Путь пройден последний, единый…

Царица устала, устала…

Мастерство, конечно, придет со временем. Но главное, с обращением поэтессы к православной вере «вещие озарения», тонко подмеченные С. Городецким, станут случаться все чаще и чаще, пока не произойдет настоящее чудо: появится та глубина содержания, благодаря которой Елизавета Кузьмина-Караваева (мать Мария) и обретет свой, особенный голос в пантеоне русских поэтов. В том самом богатом на имена пантеоне, в котором поставить рядом с ней практически и некого благодаря духовности и особому христианскому миросозерцанию ее поэзии.

Однажды, будучи совсем молодой и не осознавая в полной мере своего предназначения, поэтесса обмолвилась: «Мое творчество – это как молитва». Ее особое место в русской литературе подчеркивает литературовед Александр Лавров:

...

Вообще не вполне корректным представляется размещение матери Марии в одном ряду с Цветаевой, Ахматовой, многими другими авторами, известными и безвестными. В отличие от подавляющего большинства поэтесс и поэтов, для Кузьминой-Караваевой главным в ее стихотворных опытах было не собственно поэтическое, лирическое, эстетическое, а духовное, молитвенное самовыражение.

Хочется с полной уверенностью подписаться под этим утверждением.

Нет, к великим поэтессам Елизавета Кузьмина-Караваева все-таки не принадлежала. Но за строчками ее не всегда совершенных, не всегда гладко написанных стихов угадывался Божий дар, в них явственно слышался нервный пульс эпохи. Эпохи исключительной по своему трагизму и во многом страшной, в которой этой женщине была отпущена одна-единственная жизнь, не столь уж и долгая. Тем ценнее кажется духовный путь, пройденный поэтессой, тем выше кажутся те высоты, которых она сумела достичь в своем творчестве.
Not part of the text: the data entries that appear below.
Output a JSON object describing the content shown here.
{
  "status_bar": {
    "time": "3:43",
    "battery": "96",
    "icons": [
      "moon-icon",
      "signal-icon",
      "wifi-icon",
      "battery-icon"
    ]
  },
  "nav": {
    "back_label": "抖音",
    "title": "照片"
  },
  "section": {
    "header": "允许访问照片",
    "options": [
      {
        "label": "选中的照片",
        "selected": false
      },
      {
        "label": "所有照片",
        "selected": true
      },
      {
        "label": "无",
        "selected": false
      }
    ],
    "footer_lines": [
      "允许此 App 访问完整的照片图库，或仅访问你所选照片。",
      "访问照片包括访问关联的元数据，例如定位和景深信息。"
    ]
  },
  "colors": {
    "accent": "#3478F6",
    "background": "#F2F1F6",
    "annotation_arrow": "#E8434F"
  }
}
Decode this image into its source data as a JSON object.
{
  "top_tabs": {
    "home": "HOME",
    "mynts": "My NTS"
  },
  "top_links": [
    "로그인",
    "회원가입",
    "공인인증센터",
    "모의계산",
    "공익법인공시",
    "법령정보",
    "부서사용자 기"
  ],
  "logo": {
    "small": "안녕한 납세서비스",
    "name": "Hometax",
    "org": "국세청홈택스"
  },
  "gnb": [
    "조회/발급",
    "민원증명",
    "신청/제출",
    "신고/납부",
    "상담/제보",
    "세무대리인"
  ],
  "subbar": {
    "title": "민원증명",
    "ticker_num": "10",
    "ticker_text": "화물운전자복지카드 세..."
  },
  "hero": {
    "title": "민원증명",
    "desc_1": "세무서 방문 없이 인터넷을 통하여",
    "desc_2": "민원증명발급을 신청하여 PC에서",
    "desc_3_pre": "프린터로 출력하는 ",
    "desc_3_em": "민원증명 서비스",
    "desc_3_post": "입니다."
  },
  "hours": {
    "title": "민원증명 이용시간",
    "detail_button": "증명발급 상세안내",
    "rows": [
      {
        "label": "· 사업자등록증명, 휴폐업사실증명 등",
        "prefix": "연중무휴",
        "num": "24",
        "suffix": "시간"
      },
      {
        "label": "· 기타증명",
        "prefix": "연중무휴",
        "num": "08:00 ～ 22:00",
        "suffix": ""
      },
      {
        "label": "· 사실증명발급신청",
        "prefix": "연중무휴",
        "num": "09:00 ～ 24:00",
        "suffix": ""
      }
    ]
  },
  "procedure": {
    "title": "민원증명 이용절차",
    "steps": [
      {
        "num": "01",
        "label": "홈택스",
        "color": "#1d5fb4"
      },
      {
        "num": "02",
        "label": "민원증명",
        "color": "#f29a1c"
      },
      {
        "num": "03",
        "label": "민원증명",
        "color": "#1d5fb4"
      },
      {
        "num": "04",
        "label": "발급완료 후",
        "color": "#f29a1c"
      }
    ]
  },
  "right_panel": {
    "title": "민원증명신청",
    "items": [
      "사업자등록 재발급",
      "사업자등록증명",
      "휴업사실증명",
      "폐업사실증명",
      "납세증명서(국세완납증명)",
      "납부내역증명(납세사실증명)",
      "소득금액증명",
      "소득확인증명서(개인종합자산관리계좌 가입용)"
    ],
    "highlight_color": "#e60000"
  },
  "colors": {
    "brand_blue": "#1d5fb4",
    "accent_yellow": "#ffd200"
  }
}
Спустя годы Елизавета Юрьевна писала в воспоминаниях:

...

Мы жили среди огромной страны, словно на необитаемом острове. Россия не знала грамоты – в нашей среде сосредоточилась вся мировая культура: цитировали наизусть греков, увлекались французскими символистами, считали скандинавскую литературу своею, знали философию и богословие, поэзию и историю всего мира, в этом смысле мы были гражданами вселенной, хранителями великого культурного музея человечества. Это был Рим времен упадка… Мы были последним актом трагедии – разрыва народа и интеллигенции.